There is also debate over the consequences of consolidation in the asset management industry and the rise of low-cost passive management for active quants. The argument here is that the construction of the indices, particularly market cap-weighted ones used as benchmarks by passive managers, can be exploited by quants. “If the move to low-cost passive management continues, it could create more opportunities for quantitative strategies,” Fraikin suggests. “Passive money is dumb money.”
This may be the reason why the shift to passive management has been accompanied by a corresponding increase in allocations to alternative investments. “This is creating a barbell effect, with a squeezed middle comprising benchmark-relative, risk controlled strategies,” Arone argues. “We will make investment decisions on data ignored by the passive managers.”
Indeed, another trend is the number of alternatively-weighted ‘passive’ benchmarks that have been launched which look like attempts to capture the alpha generation of some value and momentum-orientated quant strategies.

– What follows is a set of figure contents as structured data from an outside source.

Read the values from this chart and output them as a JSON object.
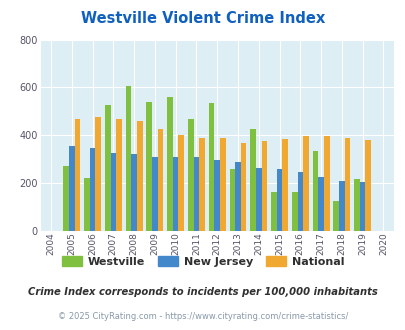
{
  "title": "Westville Violent Crime Index",
  "years": [
    2004,
    2005,
    2006,
    2007,
    2008,
    2009,
    2010,
    2011,
    2012,
    2013,
    2014,
    2015,
    2016,
    2017,
    2018,
    2019,
    2020
  ],
  "westville": [
    null,
    270,
    220,
    525,
    608,
    540,
    560,
    468,
    533,
    260,
    425,
    165,
    165,
    333,
    125,
    218,
    null
  ],
  "new_jersey": [
    null,
    355,
    348,
    328,
    323,
    308,
    308,
    308,
    295,
    287,
    265,
    258,
    248,
    225,
    207,
    205,
    null
  ],
  "national": [
    null,
    470,
    478,
    468,
    458,
    428,
    400,
    390,
    388,
    368,
    375,
    383,
    398,
    398,
    388,
    380,
    null
  ],
  "color_westville": "#80c040",
  "color_nj": "#4488cc",
  "color_national": "#f0a830",
  "ylim": [
    0,
    800
  ],
  "yticks": [
    0,
    200,
    400,
    600,
    800
  ],
  "bg_color": "#ddeef4",
  "subtitle": "Crime Index corresponds to incidents per 100,000 inhabitants",
  "footer": "© 2025 CityRating.com - https://www.cityrating.com/crime-statistics/",
  "title_color": "#1060c0",
  "subtitle_color": "#303030",
  "footer_color": "#8899aa"
}
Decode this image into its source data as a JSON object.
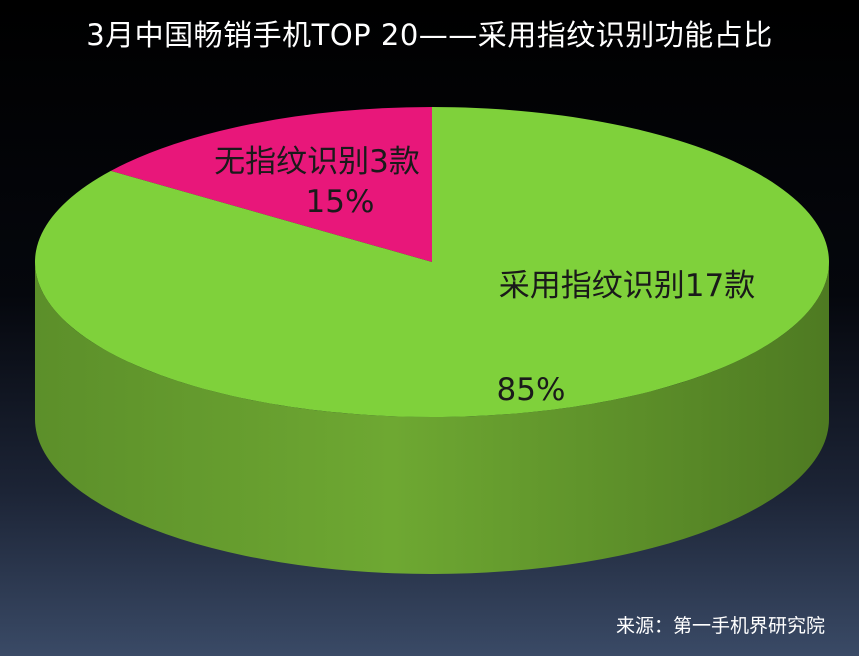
{
  "chart_data": {
    "type": "pie",
    "title": "3月中国畅销手机TOP 20——采用指纹识别功能占比",
    "categories": [
      "无指纹识别3款",
      "采用指纹识别17款"
    ],
    "values": [
      15,
      85
    ],
    "value_labels": [
      "15%",
      "85%"
    ],
    "colors": [
      "#e8177a",
      "#7fd13b"
    ],
    "style": "3d"
  },
  "source": "来源：第一手机界研究院"
}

A good example is the Research Affiliates Fundamental index (RAFI) series launched by Research Affiliates and FTSE. Rather than market-cap weighting, RAFI have created indices that, like many active quant strategies, select and rank constituent shares by fundamental measures of company value, such as sales and dividends, that the market will ultimately recognise that it is mis-pricing. RAFI claim they can outperform conventional cap-weighted indices by 2-4% per year, a similar range of outperformance as that set for many long/short quantitative strategies.
“They say there are index providers,’ notes Fraikin. “But, really, their approach is a rather crude application of quantitative strategies. I take what they do as a backhanded compliment.”